The US president has called on Israeli and Palestinian leaders "not to let the chance for peace slip away" as he opened a US-sponsored summit to re-launch direct talks.
Barack Obama promised to put the "full weight" of the United States behind the effort "to forge peace" in direct talks between the two sides that begin at the state department on Thursday.
Peace vs. interests
Abbas and Netanyahu shook hands and pledged to "work diligently toward peace", but they also made plain that their own national interests must be satisfied.
Abbas urged Israel to freeze settlement construction in areas the Palestinians want as part of their new state, and to end its blockade of Gaza.
Netanyahu, in return, called Abbas "my partner in peace" and pledged to seek an end to the conflict "once and for all".
But he also stressed the central importance of security assurances for Israel as part of any land-for-peace agreement with the Palestinians.
Abbas' call for settlement freeze was also echoed by Hosni Mubarak, the Egyptian president.
Mubarak urged Netanyahu to make good on his vow to forge peace with the Palestinians and reiterated a plea for Israel to halt settlement activity.
"I urge Israel to reach out to the Arab hand extended for peace," Mubarak said.
"Israel should totally halt settlement activity until the peace process comes to a conclusion."
In return, King Abdullah II of Jordan warned of a "failure" and stressed the "necessity of the US commitment" to make such talks a success.
"President Obama, we need your support as a mediator, honest broker and a partner. If hopes are disappointed again, the price of failure will be too high for all," King Abdullah said.
Yousef Munayyer, the executive director of the Palestinian Center in Washington, told Al Jazeera the "risk is extremely great for Abbas" and "the road forward does not seem very promising".

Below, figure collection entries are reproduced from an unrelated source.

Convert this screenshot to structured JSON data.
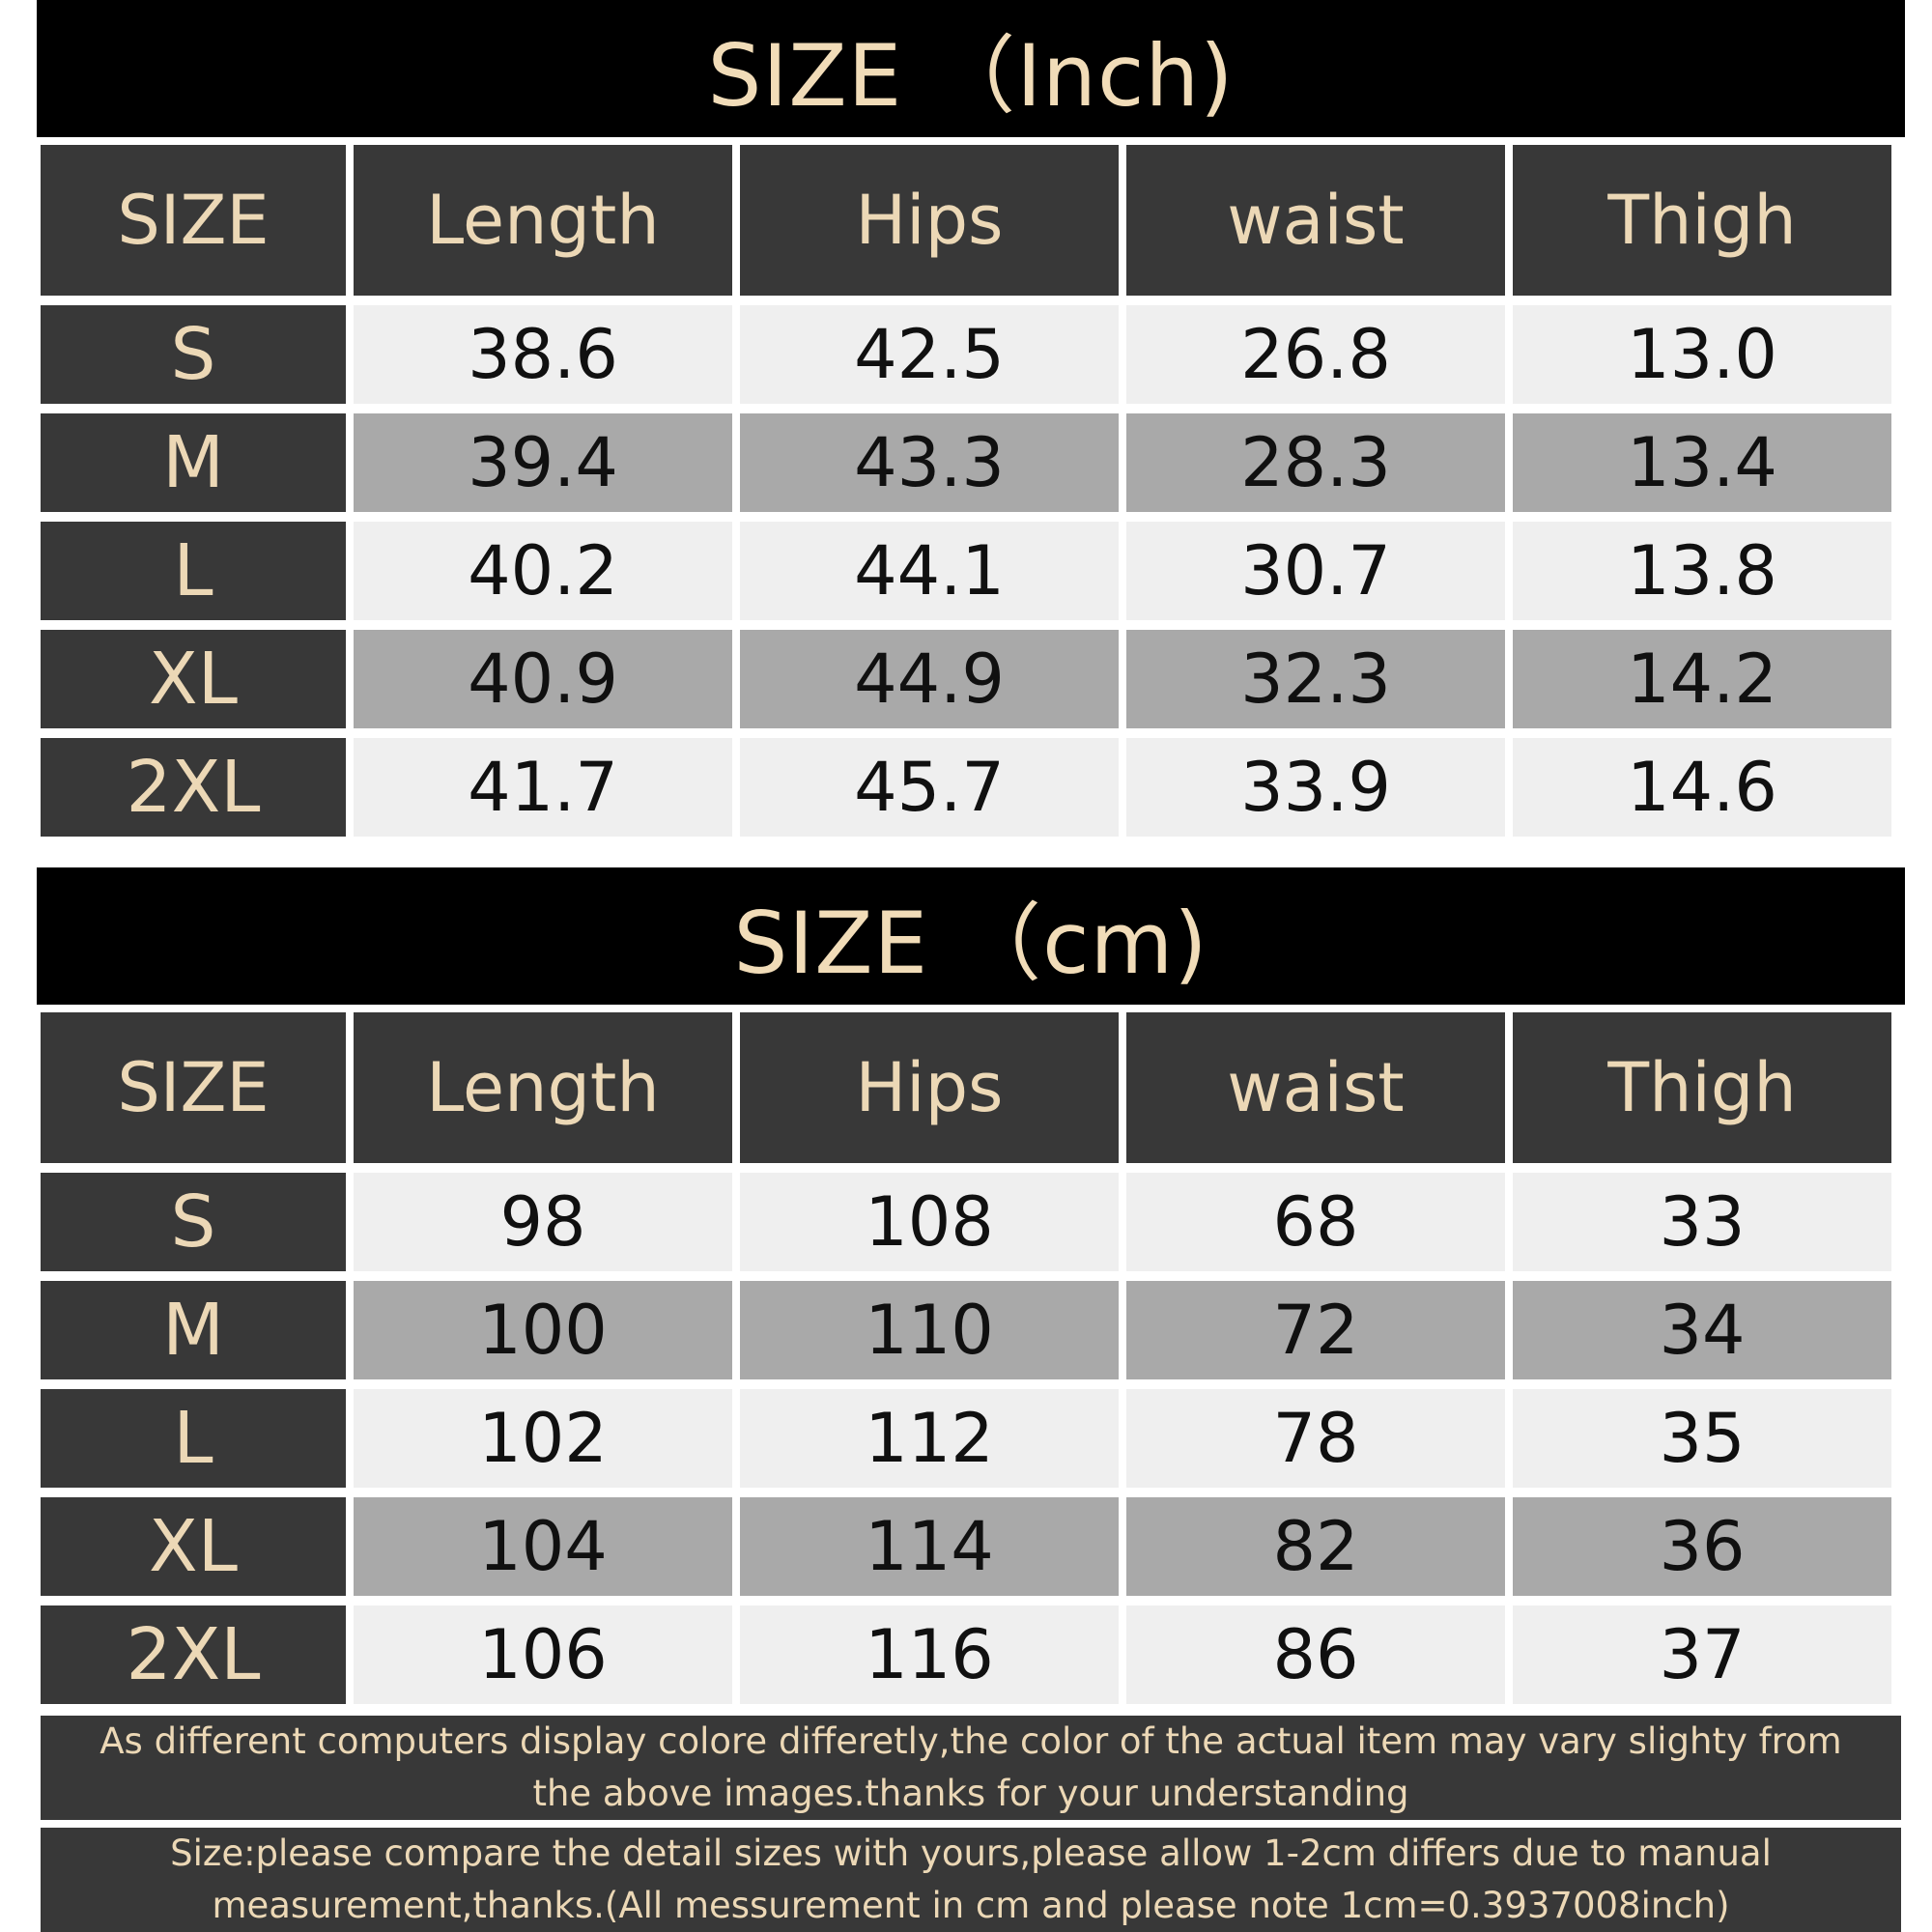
{
  "inch": {
    "title": "SIZE （Inch)",
    "headers": [
      "SIZE",
      "Length",
      "Hips",
      "waist",
      "Thigh"
    ],
    "rows": [
      {
        "size": "S",
        "length": "38.6",
        "hips": "42.5",
        "waist": "26.8",
        "thigh": "13.0"
      },
      {
        "size": "M",
        "length": "39.4",
        "hips": "43.3",
        "waist": "28.3",
        "thigh": "13.4"
      },
      {
        "size": "L",
        "length": "40.2",
        "hips": "44.1",
        "waist": "30.7",
        "thigh": "13.8"
      },
      {
        "size": "XL",
        "length": "40.9",
        "hips": "44.9",
        "waist": "32.3",
        "thigh": "14.2"
      },
      {
        "size": "2XL",
        "length": "41.7",
        "hips": "45.7",
        "waist": "33.9",
        "thigh": "14.6"
      }
    ]
  },
  "cm": {
    "title": "SIZE （cm)",
    "headers": [
      "SIZE",
      "Length",
      "Hips",
      "waist",
      "Thigh"
    ],
    "rows": [
      {
        "size": "S",
        "length": "98",
        "hips": "108",
        "waist": "68",
        "thigh": "33"
      },
      {
        "size": "M",
        "length": "100",
        "hips": "110",
        "waist": "72",
        "thigh": "34"
      },
      {
        "size": "L",
        "length": "102",
        "hips": "112",
        "waist": "78",
        "thigh": "35"
      },
      {
        "size": "XL",
        "length": "104",
        "hips": "114",
        "waist": "82",
        "thigh": "36"
      },
      {
        "size": "2XL",
        "length": "106",
        "hips": "116",
        "waist": "86",
        "thigh": "37"
      }
    ]
  },
  "notes": {
    "color_note": "As different computers display colore differetly,the color of the actual item may vary slighty from the above images.thanks for your understanding",
    "size_note": "Size:please compare the detail sizes with yours,please allow 1-2cm differs due to manual measurement,thanks.(All messurement in cm and please note 1cm=0.3937008inch)"
  },
  "colors": {
    "banner_bg": "#000000",
    "header_bg": "#383838",
    "accent_text": "#ecd8b6",
    "row_light": "#efefef",
    "row_dark": "#a9a9a9"
  }
}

"Here we have a Palestinian president who has a number of question marks surrounding the legitimacy of his leadership, who spent the entire summer telling his population that he would refuse to enter direct negotiations without a settlement freeze - yet he now enters talks without preconditions."

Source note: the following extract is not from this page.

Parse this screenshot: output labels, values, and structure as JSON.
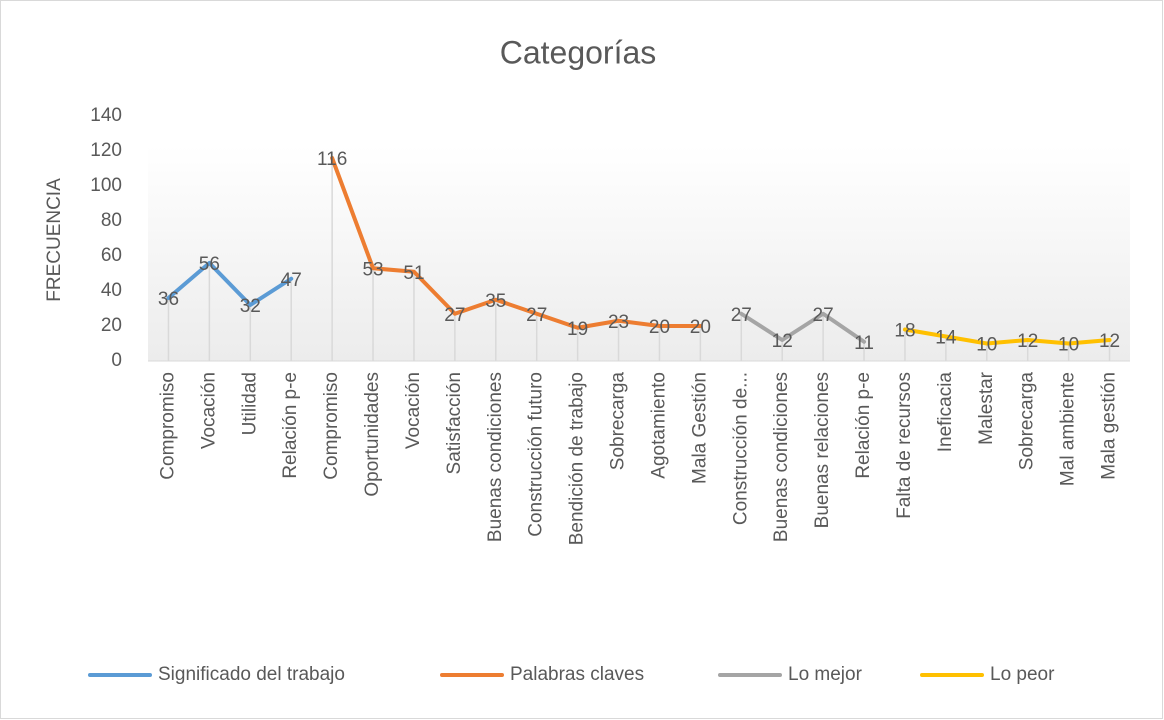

American officials are hopeful they can get the two sides this week at least to agree to a second round of talks, likely to be held in the second week of September.
That could be followed by another meeting among Obama, Netanyahu and Abbas on the sidelines of the UN General Assembly near the end of the month in New York.
Hurdles ahead
Al Jazeera's Nour Odeh, reporting from Nablus, said that given the current situation, there is little optimism that "peace talks" will change anything in the West Bank.
Beyond the settlements, Israel and the Palestinians face numerous hurdles in resolving other contentious issues, notably the borders of a future Palestinian state, the political status of Jerusalem security, and the fate of Palestinian refugees.
Also complicating the outlook are internal Palestinian divisions that have led to a split between Abbas' West Bank-based administration and Hamas, which controls Gaza. Hamas is not part of the negotiations and has asserted that talks will be futile.
Direct Israeli-Palestinian negotiations broke off in December 2008, in the final weeks of the George Bush administration.
PHOTO CAPTION
US President Barack Obama walks in with Egypt's President Hosni Mubarak (L), Israeli Prime Minister Benjamin Netanyahu and Palestinian President Mahmoud Abbas (R) before making a statement on Middle East Peace talks in the East Room of the White House in Washington September 1, 2010.